Rates for UK youth unemployment have been falling sharply since the end of the pandemic. At the height of Covid just over 1 in 7 (13.7%) of the 16-24 age group were recorded as jobless. This had fallen to 10.6% for the first quarter of this year. Young people were the group worst affected by the previous downturn caused by the financial crisis when unemployment amongst 16-24 hit 20%, but in the months that followed, it halved. The jobless rate for 18–24-year-olds is now 9.4% – down from 12.4% a year before. Figures for the last quarter show 77.9% of this group working.
Official youth unemployment figures are complicated as they invariably include large numbers who remain in full-time education but work, or want to work part-time. If these are excluded this figure comes out even lower at 8.8%. There have also been further (albeit small) falls in those young people ‘economically inactive’. Figures for the last quarter show 77.9% of 18–24-year-olds not in full-time education, working. If students are included, then record numbers (63.6%) are in some sort of paid work.
While this may be welcome, these figures don’t tell us about the sort of jobs young people are going into. As previous posts have argued, many have filled low paid service sector roles vacated by Eastern European workers returning home post-Brexit, while student working has increased significantly as campuses and the hospitality sector have reopened post-pandemic. It’s also clear that as young people have returned to the labour market after Covid, they have found the balance between ‘core’ and ‘precarious’ employment continues to shift in the direction of the latter.
We also only have limited amounts of information about the extent of ‘churning’ – the rate at which somebody moves out of one job and into either another one, or back into temporary unemployment or economic inactivity –amongst young workers. High levels of churning are associated with economies in which more and more jobs are insecure and temporary. But if labour markets have tightened post pandemic, with the economy heading for a prolonged period of stagflation, if not outright recession as the Bank of England hikes up interest rates, (rather than mediating the cost-of-living crisis by reducing them!) then just like in the period after the financial crash it will be those young workers who have served as a ‘reserve army’ of labour who will exit the labour force first.
All the young NEETs
Unemployment statistics should also be seen as separate to those for NEETs (those ‘Not in Education, Employment, or Training’). Unlike falling unemployment, in the period since the financial crash, as the graph shows, NEET rates have not only stabilised but are now just 1.0% down on pre COVID levels. There has been a small increase in the first quarter of 2022, with the current total at just over 700,000 (an estimated 10.4% of all 16–24-year-olds still in this category, up 11,000 on the quarter (387,000 were men and 317,000 were women). According to ONS, only 230,000 NEETs can be classified as ‘unemployed’.

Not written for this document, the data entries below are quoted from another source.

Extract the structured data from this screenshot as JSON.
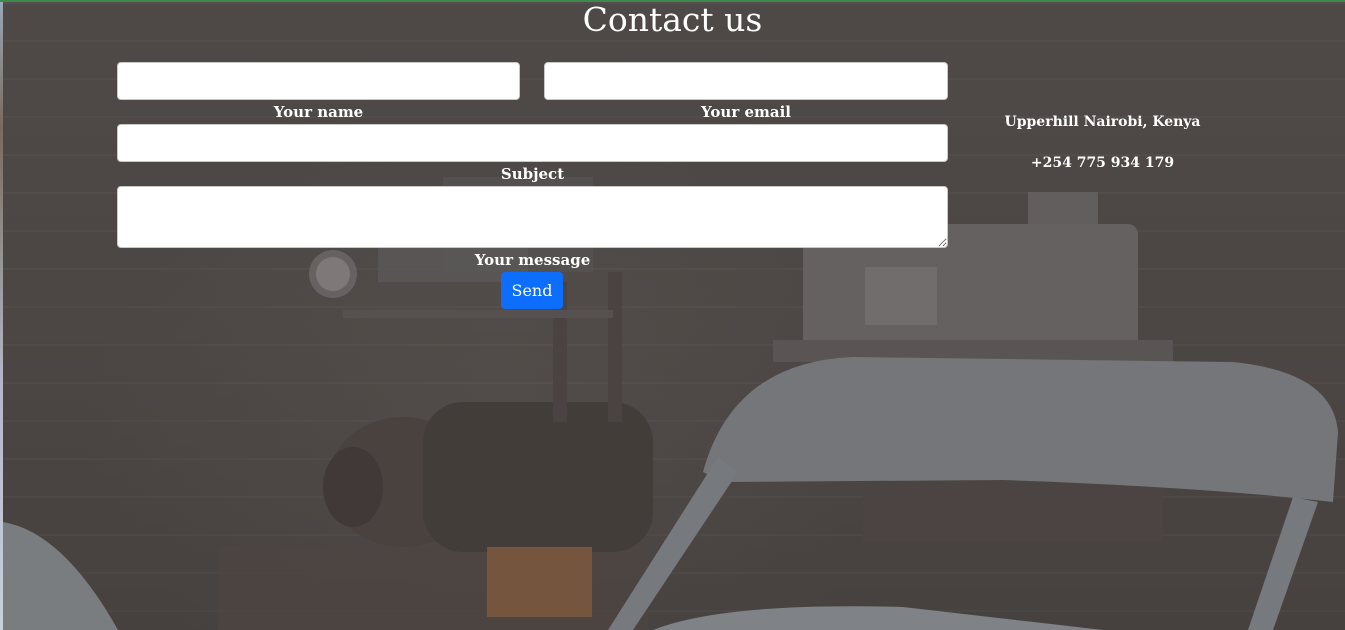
{
  "header": {
    "title": "Contact us"
  },
  "form": {
    "name": {
      "label": "Your name",
      "value": ""
    },
    "email": {
      "label": "Your email",
      "value": ""
    },
    "subject": {
      "label": "Subject",
      "value": ""
    },
    "message": {
      "label": "Your message",
      "value": ""
    },
    "send_label": "Send"
  },
  "contact": {
    "address": "Upperhill Nairobi, Kenya",
    "phone": "+254 775 934 179"
  },
  "colors": {
    "accent": "#0d6efd",
    "top_border": "#3e8a4a"
  }
}
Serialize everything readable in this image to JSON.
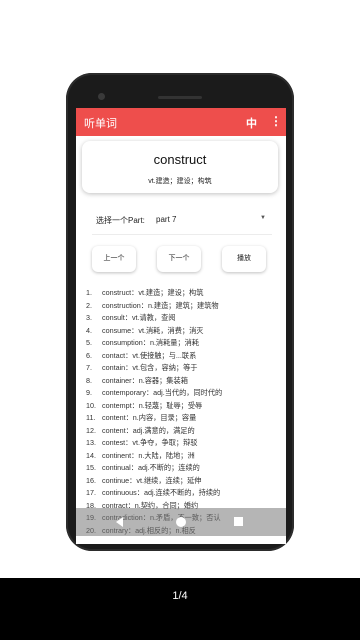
{
  "appbar": {
    "title": "听单词",
    "lang": "中",
    "more": "⋮"
  },
  "card": {
    "word": "construct",
    "definition": "vt.建造；建设；构筑"
  },
  "part_select": {
    "label": "选择一个Part:",
    "value": "part 7"
  },
  "buttons": {
    "prev": "上一个",
    "next": "下一个",
    "play": "播放"
  },
  "words": [
    {
      "n": "1.",
      "text": "construct：vt.建造；建设；构筑"
    },
    {
      "n": "2.",
      "text": "construction：n.建造；建筑；建筑物"
    },
    {
      "n": "3.",
      "text": "consult：vt.请教，查阅"
    },
    {
      "n": "4.",
      "text": "consume：vt.消耗，消费；消灭"
    },
    {
      "n": "5.",
      "text": "consumption：n.消耗量；消耗"
    },
    {
      "n": "6.",
      "text": "contact：vt.使接触；与...联系"
    },
    {
      "n": "7.",
      "text": "contain：vt.包含，容纳；等于"
    },
    {
      "n": "8.",
      "text": "container：n.容器；集装箱"
    },
    {
      "n": "9.",
      "text": "contemporary：adj.当代的，同时代的"
    },
    {
      "n": "10.",
      "text": "contempt：n.轻蔑；耻辱；受辱"
    },
    {
      "n": "11.",
      "text": "content：n.内容，目录；容量"
    },
    {
      "n": "12.",
      "text": "content：adj.满意的，满足的"
    },
    {
      "n": "13.",
      "text": "contest：vt.争夺，争取；辩驳"
    },
    {
      "n": "14.",
      "text": "continent：n.大陆，陆地；洲"
    },
    {
      "n": "15.",
      "text": "continual：adj.不断的；连续的"
    },
    {
      "n": "16.",
      "text": "continue：vt.继续，连续；延伸"
    },
    {
      "n": "17.",
      "text": "continuous：adj.连续不断的，持续的"
    },
    {
      "n": "18.",
      "text": "contract：n.契约，合同；婚约"
    },
    {
      "n": "19.",
      "text": "contradiction：n.矛盾，不一致；否认"
    },
    {
      "n": "20.",
      "text": "contrary：adj.相反的；n.相反"
    }
  ],
  "pager": "1/4"
}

What is surprising and an issue for policy makers, is the number of 16- & 17-year-olds who are no longer in full time education but are being classified as ‘economically inactive’ – considering the ‘participation rate’ has been raised and you can only leave full-time education before 18 if you have work ‘with training’ (generally an apprenticeship). Yet the latest labour market figures show almost 1 in 12 in this category, but only about a third employed. This situation hasn’t changed significantly from 10 years ago when 15% of the age group left education at 16 ( they were then legally allowed to do so) but only 40% of these 16-17 year olds were in employment.